Oneida County boosts pay for corrections officers amid statewide shortage
Oneida County recently boosted starting pay for corrections officers, with hopes is that higher pay will attract more workers to a field that’s struggling nationwide to recruit and retain them.
The Oneida County Sheriff’s Office is looking to hire at least eight corrections officers, a significant number for a team that typically operates with just 26 people.
Until recently, this wasn’t a problem.
“We were stable for quite some time,” Oneida County Sheriff Grady Hartman said. “But in the last two or three years, (the staffing shortage) has really grown exponentially.”
As corrections officers retired or advanced in their careers, backfilling those positions became increasingly difficult.
With eight vacancies, current staff work overtime and deputies sometimes step in to relieve them.
“It impacts the entire department because the jail comes first,” Hartman said. “We can’t take a day off from caring for those people, from feeding and booking in and booking out.
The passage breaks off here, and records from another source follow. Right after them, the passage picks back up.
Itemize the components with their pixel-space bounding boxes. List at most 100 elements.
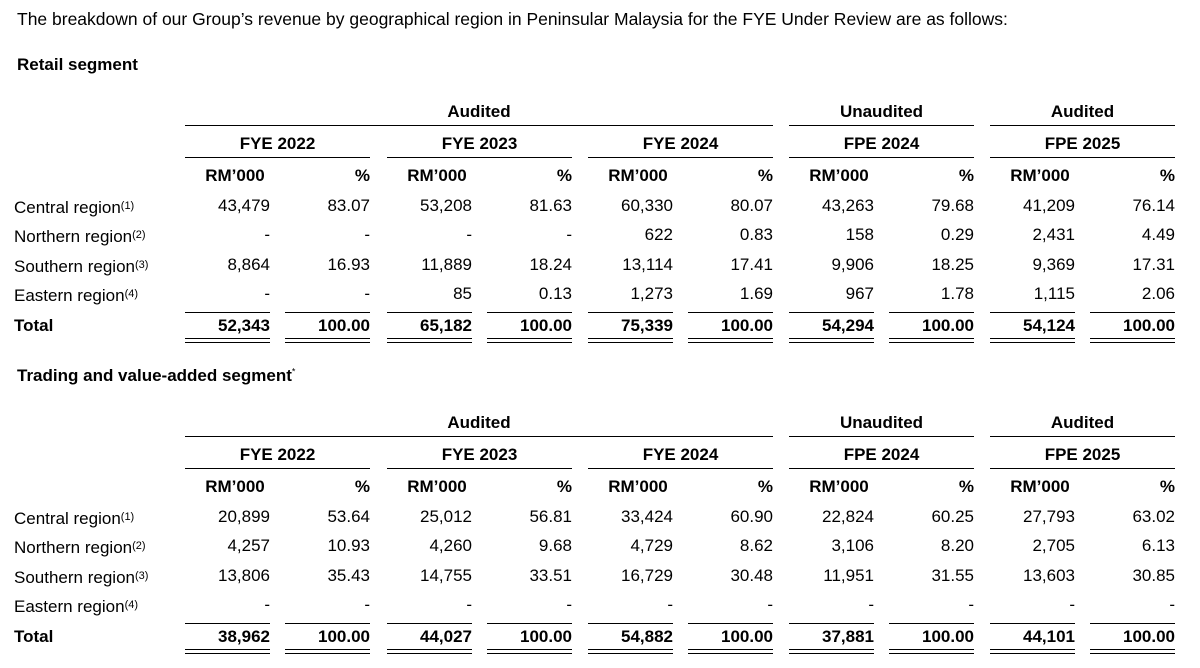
total-value-cell: 38,962 xyxy=(218,627,270,646)
row-label: Southern region(3) xyxy=(14,255,148,277)
revenue-value-cell: 4,257 xyxy=(227,536,270,555)
audit-header-rule xyxy=(185,125,773,126)
revenue-percent-cell: 18.25 xyxy=(931,255,974,274)
revenue-value-cell: - xyxy=(667,595,673,614)
total-double-rule xyxy=(688,649,773,654)
total-top-rule xyxy=(789,623,874,624)
revenue-value-cell: 85 xyxy=(453,284,472,303)
unit-header-percent: % xyxy=(1159,477,1175,496)
row-label-text: Southern region xyxy=(14,568,135,587)
row-label-text: Northern region xyxy=(14,538,133,557)
row-label-text: Central region xyxy=(14,198,121,217)
total-percent-cell: 100.00 xyxy=(922,316,974,335)
period-header-rule xyxy=(789,157,974,158)
row-label: Central region(1) xyxy=(14,196,134,218)
revenue-value-cell: 60,330 xyxy=(621,196,673,215)
row-label-note: (2) xyxy=(132,540,146,552)
total-value-cell: 54,882 xyxy=(621,627,673,646)
revenue-percent-cell: 83.07 xyxy=(327,196,370,215)
period-header-rule xyxy=(588,157,773,158)
unit-header-percent: % xyxy=(354,166,370,185)
revenue-percent-cell: 1.78 xyxy=(940,284,974,303)
period-header-rule xyxy=(789,468,974,469)
audit-header-rule xyxy=(990,436,1175,437)
revenue-percent-cell: - xyxy=(364,595,370,614)
unit-header-percent: % xyxy=(958,166,974,185)
period-header-rule xyxy=(990,157,1175,158)
total-double-rule xyxy=(789,649,874,654)
revenue-percent-cell: 53.64 xyxy=(327,507,370,526)
period-header: FYE 2022 xyxy=(239,445,316,464)
period-header: FPE 2025 xyxy=(1044,134,1121,153)
row-label-note: (4) xyxy=(124,288,139,300)
trading-segment-title-text: Trading and value-added segment xyxy=(17,366,292,385)
revenue-value-cell: - xyxy=(264,284,270,303)
total-percent-cell: 100.00 xyxy=(721,316,773,335)
total-top-rule xyxy=(387,312,472,313)
revenue-percent-cell: 18.24 xyxy=(529,255,572,274)
total-top-rule xyxy=(588,312,673,313)
revenue-percent-cell: 79.68 xyxy=(931,196,974,215)
trading-revenue-table: Audited Unaudited Audited FYE 2022 RM’000% FY… xyxy=(0,411,1200,654)
revenue-value-cell: 13,114 xyxy=(622,255,673,274)
intro-paragraph: The breakdown of our Group’s revenue by … xyxy=(17,9,1008,29)
row-label: Central region(1) xyxy=(14,507,134,529)
retail-segment-title: Retail segment xyxy=(17,55,138,74)
revenue-value-cell: 1,273 xyxy=(630,284,673,303)
total-top-rule xyxy=(588,623,673,624)
trading-segment-title: Trading and value-added segment* xyxy=(17,366,295,386)
revenue-percent-cell: 31.55 xyxy=(931,566,974,585)
total-double-rule xyxy=(185,338,270,343)
revenue-value-cell: 41,209 xyxy=(1023,196,1075,215)
revenue-percent-cell: - xyxy=(767,595,773,614)
revenue-value-cell: - xyxy=(868,595,874,614)
revenue-percent-cell: - xyxy=(364,284,370,303)
period-header-rule xyxy=(387,157,572,158)
revenue-percent-cell: 30.48 xyxy=(730,566,773,585)
total-double-rule xyxy=(487,338,572,343)
row-label: Northern region(2) xyxy=(14,536,146,558)
total-double-rule xyxy=(990,338,1075,343)
revenue-percent-cell: 8.62 xyxy=(739,536,773,555)
row-label: Eastern region(4) xyxy=(14,284,138,306)
row-label-note: (1) xyxy=(120,200,135,212)
revenue-value-cell: 14,755 xyxy=(420,566,472,585)
total-top-rule xyxy=(487,312,572,313)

So, the jail comes before the other stuff, which is also equally important.”
Oneida County is not alone in its need for corrections officers.
“I would say all 72 sheriffs are dealing with this,” Hartman said, referring to every county in Wisconsin.
State facilities are also down more than 1,200 corrections officers. That’s a vacancy rate of 40 percent.
The Oneida County Sheriff’s Office hopes a pay bump to $23.90 an hour will make the position more attractive to prospective employees.
“Sometimes our profession isn’t as appealing as others due to the night shifts and holidays and overtime,” Hartman said. “So, we’re trying to recruit in different ways. Getting that pay bumped up will certainly help.”
Interested corrections officers do not need prior experience, but they do need a high school diploma.
Hartman hopes some students at the high school will consider the career when they graduate in May.